80’ler, 90’lar sonrasında, 2000’lerle birlikte dünya siyaseti yine biçim değiştirmeye, gerilmeye başladı. Nitekim bugün özgürlükler, temsili demokrasi, liberal değerlerin yaşadığı, ekonomik eşitsizliklerin, sert kültür karşılaşmalarının tam öbeğindeyiz. Her yerde, farklı biçim ve düzeylerde kurumlar, demokratik ilkeler, esnek sınır anlayışı yireni milli devletin güçlenmesine, güç ve çatışmanın öne çıkıp bir değer haline gelmesine, güçlü siyasi irade arayışlarına tanıklık ediyor.
Türkiye bu global sahnenin sadece bir parçası…
Kaldı ki mesele ülkedeki siyasi iktidarın tabiatından ibadet değil.
Kurum karşıtı, şahıs rüzgarı, yabancı-göçmen istemezlik dalgası, tekil siyasi irade vurgusu örneğin, rüzgar çift taraflı esiyor. Dahası, toplum, toplum farklı kutupları, katmanları tarafından talep ediliyor. Adını koymak gerekirse, bu, popülist bir dalgadır. Hem siyasi arzda, hem toplumsal talepte baş gösteren popülist, en azından “popülizan” dalga…

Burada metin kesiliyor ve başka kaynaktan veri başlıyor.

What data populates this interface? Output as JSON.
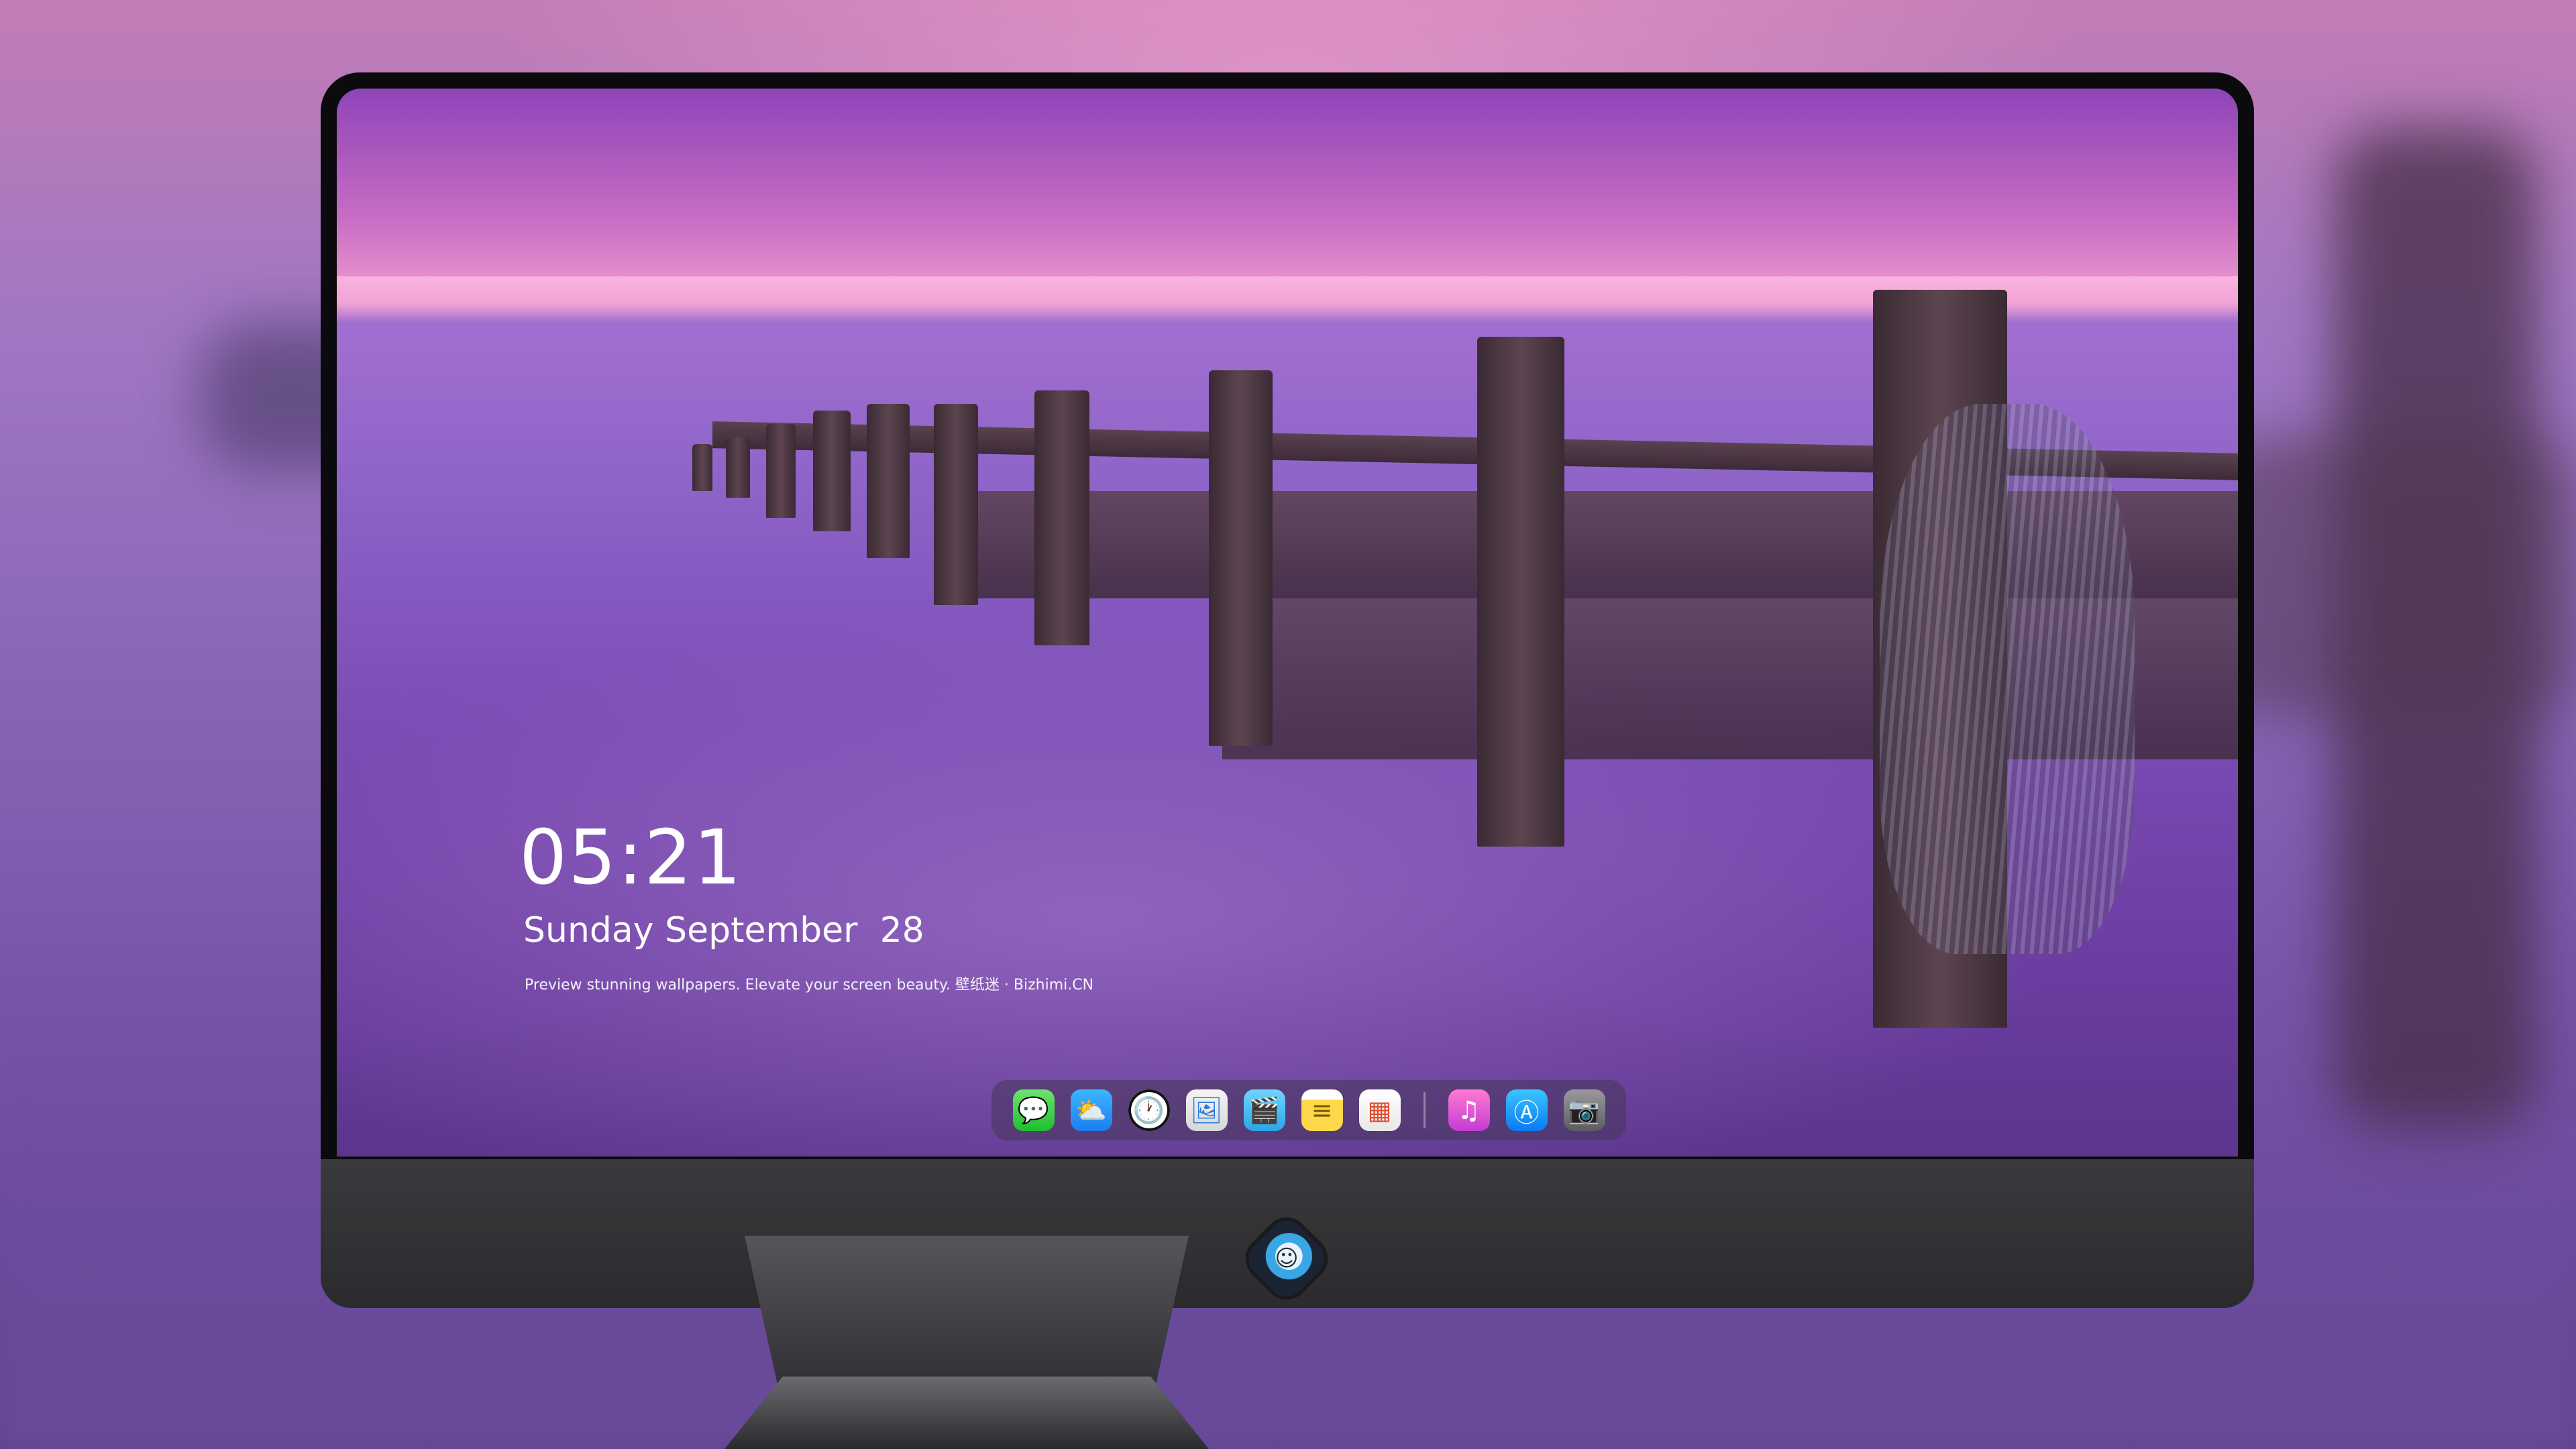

Bu dalganın farklı ülke ve kültürlerdeki farklı tezahürleri ama pek çok ortak noktası var. Her biri işe önce işçi, esnaf, dindar, seküler, vs. gibi toplumsal katmanlara işaret ederek, sistemin veya rejimin dışladığı, bir mağdur retoriği ve tanımı yaparak başlar. Ardından buna dayanarak, farklı kesimlerden gelen sıradan insanlar kümesinden bir blok oluşturur,. Buna halk ya da millet adını verir.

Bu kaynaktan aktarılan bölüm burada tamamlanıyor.